Bubble Sort

• Iterate through the array elements one by one, and check if one is greater than the other.
• If yes, swap the two elements
• After every run, it is guranteed that the last element will be sorted. We can slowly make the range smller by 1 element each time, hence j < len(slice)-i-1
• Optimized: If no elements were swapped after the first iteration, that means no element is out of order.

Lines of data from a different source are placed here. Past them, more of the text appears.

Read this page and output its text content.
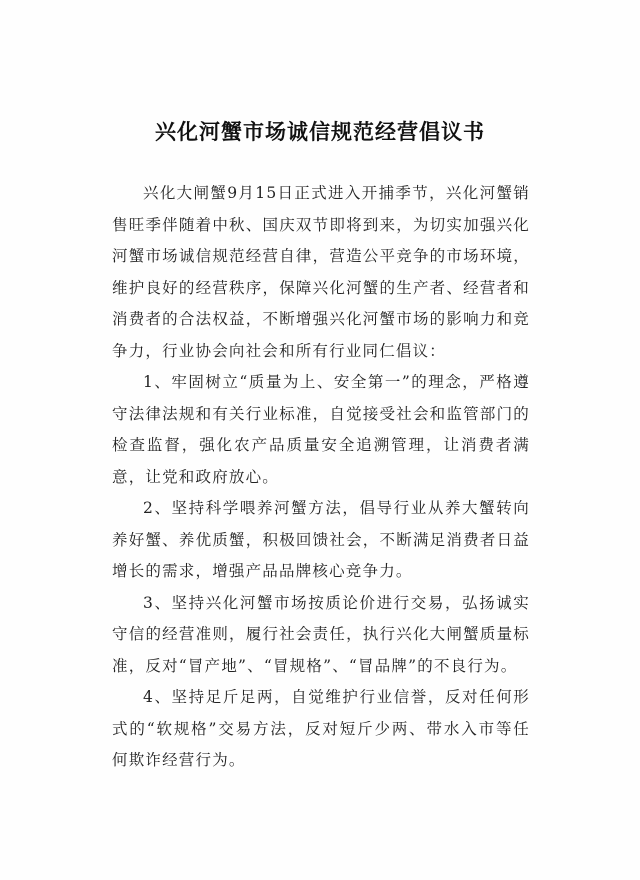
兴化河蟹市场诚信规范经营倡议书

兴化大闸蟹9月15日正式进入开捕季节，兴化河蟹销售旺季伴随着中秋、国庆双节即将到来，为切实加强兴化河蟹市场诚信规范经营自律，营造公平竞争的市场环境，维护良好的经营秩序，保障兴化河蟹的生产者、经营者和消费者的合法权益，不断增强兴化河蟹市场的影响力和竞争力，行业协会向社会和所有行业同仁倡议：

1、牢固树立“质量为上、安全第一”的理念，严格遵守法律法规和有关行业标准，自觉接受社会和监管部门的检查监督，强化农产品质量安全追溯管理，让消费者满意，让党和政府放心。

2、坚持科学喂养河蟹方法，倡导行业从养大蟹转向养好蟹、养优质蟹，积极回馈社会，不断满足消费者日益增长的需求，增强产品品牌核心竞争力。

3、坚持兴化河蟹市场按质论价进行交易，弘扬诚实守信的经营准则，履行社会责任，执行兴化大闸蟹质量标准，反对“冒产地”、“冒规格”、“冒品牌”的不良行为。

4、坚持足斤足两，自觉维护行业信誉，反对任何形式的“软规格”交易方法，反对短斤少两、带水入市等任何欺诈经营行为。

We can stop sorting.

Complexities

Time Complexity

O(N) Best case - When elements are already sorted

O(N^2) On average - Total number of comparisons = n(n-1)/2

O(N^2) Worst case - When array is reversed sorted

Space Complexity

O(1)

Implementation

func bubbleSort(slice []int) {
    for i := 0; i < len(slice); i++ {
        for j := 0; j < len(slice)-i-1; j++ {
            if slice[j] > slice[j+1] {
                tmp := slice[j+1]
                slice[j+1] = slice[j]
                slice[j] = tmp
            }
        }
    }
}

func bubbleSortOptimized(slice []int) {
    swapped := false
    for i := 0; i < len(slice); i++ {
        for j := 0; j < len(slice)-i-1; j++ {
            if slice[j] > slice[j+1] {
                tmp := slice[j+1]
                slice[j+1] = slice[j]
                slice[j] = tmp
                swapped = true
            }
            if !swapped {
                break
            }
        }
    }
}

func main(){
    b := []int{33, 1, 5, 8, 22, 1, 55, 5, 99, 123, 90, 456, 333, 890, 1000, 999}
    fmt.Println("Before:", b)
    bubbleSort(b)
    fmt.Println("After:", b)

    c := []int{33, 1, 5, 8, 22, 1, 55, 5, 99, 123, 90, 456, 333, 890, 1000, 999}
    fmt.Println("Before:", c)
    bubbleSortOptimized(c)
    fmt.Println("After:", c)
}